If Walker means that Iran is getting “closer and closer” to acquiring a nuclear weapon, that contradicts the IAEA, which has stated that Iran is complying with the interim deal negotiated in 2013 and has halted much of its enrichment activity.

Jeb Bush:

We need to re-establish our commitment to Israel, which is tattered and we make sure they have the most sophisticated weapons to send a signal to Iran that we have Israel's back.

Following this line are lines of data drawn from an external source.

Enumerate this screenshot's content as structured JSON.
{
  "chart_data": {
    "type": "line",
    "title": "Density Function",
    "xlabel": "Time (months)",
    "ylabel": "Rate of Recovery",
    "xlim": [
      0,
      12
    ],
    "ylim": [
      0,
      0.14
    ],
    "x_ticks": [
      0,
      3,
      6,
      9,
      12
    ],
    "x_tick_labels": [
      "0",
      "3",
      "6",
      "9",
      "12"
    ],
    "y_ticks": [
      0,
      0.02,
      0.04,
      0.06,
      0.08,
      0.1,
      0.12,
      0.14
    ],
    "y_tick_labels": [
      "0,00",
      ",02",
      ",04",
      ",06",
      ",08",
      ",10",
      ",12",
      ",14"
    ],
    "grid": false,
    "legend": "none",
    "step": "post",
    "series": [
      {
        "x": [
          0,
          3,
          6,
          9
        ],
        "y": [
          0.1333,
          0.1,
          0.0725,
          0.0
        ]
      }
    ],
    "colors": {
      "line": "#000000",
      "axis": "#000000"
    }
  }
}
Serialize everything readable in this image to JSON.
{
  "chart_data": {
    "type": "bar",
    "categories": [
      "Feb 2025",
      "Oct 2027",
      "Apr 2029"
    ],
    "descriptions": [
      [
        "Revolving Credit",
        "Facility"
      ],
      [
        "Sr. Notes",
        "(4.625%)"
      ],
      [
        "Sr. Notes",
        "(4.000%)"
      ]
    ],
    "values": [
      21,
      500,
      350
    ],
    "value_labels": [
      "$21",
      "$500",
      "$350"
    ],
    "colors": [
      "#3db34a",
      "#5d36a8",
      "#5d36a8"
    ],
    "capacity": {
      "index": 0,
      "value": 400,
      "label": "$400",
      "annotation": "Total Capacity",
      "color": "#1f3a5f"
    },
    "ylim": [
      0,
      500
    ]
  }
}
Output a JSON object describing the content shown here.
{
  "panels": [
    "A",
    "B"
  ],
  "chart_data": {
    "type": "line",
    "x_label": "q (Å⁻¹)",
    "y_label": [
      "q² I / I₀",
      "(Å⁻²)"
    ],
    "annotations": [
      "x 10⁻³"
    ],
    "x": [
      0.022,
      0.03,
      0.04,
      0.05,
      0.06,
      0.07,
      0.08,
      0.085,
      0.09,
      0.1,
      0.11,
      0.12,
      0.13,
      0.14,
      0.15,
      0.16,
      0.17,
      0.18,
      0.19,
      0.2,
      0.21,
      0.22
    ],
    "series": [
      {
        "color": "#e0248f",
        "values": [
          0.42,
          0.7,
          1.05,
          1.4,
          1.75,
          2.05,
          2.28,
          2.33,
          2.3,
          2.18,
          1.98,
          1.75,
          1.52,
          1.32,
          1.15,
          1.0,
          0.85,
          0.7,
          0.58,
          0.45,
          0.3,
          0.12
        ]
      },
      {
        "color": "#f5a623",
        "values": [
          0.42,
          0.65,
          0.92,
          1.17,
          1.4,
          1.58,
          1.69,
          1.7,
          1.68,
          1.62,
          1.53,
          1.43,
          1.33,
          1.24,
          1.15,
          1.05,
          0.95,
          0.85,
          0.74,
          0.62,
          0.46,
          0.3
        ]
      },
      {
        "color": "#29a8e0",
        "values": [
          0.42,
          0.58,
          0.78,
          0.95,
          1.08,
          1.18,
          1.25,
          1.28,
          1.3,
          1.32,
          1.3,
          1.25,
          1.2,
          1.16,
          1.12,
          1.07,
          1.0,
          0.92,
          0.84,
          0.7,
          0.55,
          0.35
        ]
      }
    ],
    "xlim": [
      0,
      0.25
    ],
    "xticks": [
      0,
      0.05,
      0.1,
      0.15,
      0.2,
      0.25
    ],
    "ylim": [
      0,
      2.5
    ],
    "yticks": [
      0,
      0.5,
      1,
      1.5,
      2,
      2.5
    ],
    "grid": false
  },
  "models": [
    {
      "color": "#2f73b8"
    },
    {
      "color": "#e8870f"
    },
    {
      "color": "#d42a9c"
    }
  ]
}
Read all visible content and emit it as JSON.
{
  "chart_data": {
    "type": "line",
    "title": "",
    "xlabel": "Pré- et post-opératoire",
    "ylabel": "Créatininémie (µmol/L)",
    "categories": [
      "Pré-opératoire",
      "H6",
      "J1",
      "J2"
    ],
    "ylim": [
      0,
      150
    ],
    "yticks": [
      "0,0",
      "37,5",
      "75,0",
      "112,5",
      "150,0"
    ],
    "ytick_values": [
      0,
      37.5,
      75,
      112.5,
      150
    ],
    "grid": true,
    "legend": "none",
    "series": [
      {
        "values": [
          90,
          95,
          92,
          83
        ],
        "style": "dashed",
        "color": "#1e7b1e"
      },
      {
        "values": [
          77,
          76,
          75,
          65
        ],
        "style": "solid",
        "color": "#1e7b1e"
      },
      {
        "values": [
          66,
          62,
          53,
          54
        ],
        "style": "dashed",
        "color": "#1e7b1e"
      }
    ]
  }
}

The government-to-government political relationship has undoubtedly gotten rockier under Barack Obama and Benjamin Netanyahu, but U.S. aid to Israel has continued to increase and will amount to $3.1 billion this year.

Mike Huckabee:

To give them this agreement, that the president treats like the Magna Carta but Iranians treat like toilet paper and we must simply make it very clear that the next president, one of us on this stage, will absolutely not honor that agreement and will destroy it and will be tough with Iran because otherwise, we put every person in this world in a very dangerous place. 

This is mostly a matter of opinion, but it’s hard to see how tearing up a deal would make Iran less likely to try to develop a nuclear weapon.

Donald Trump:

I've never seen anything like it. One of the worst contracts I've seen.

Really? Worse than Trump University?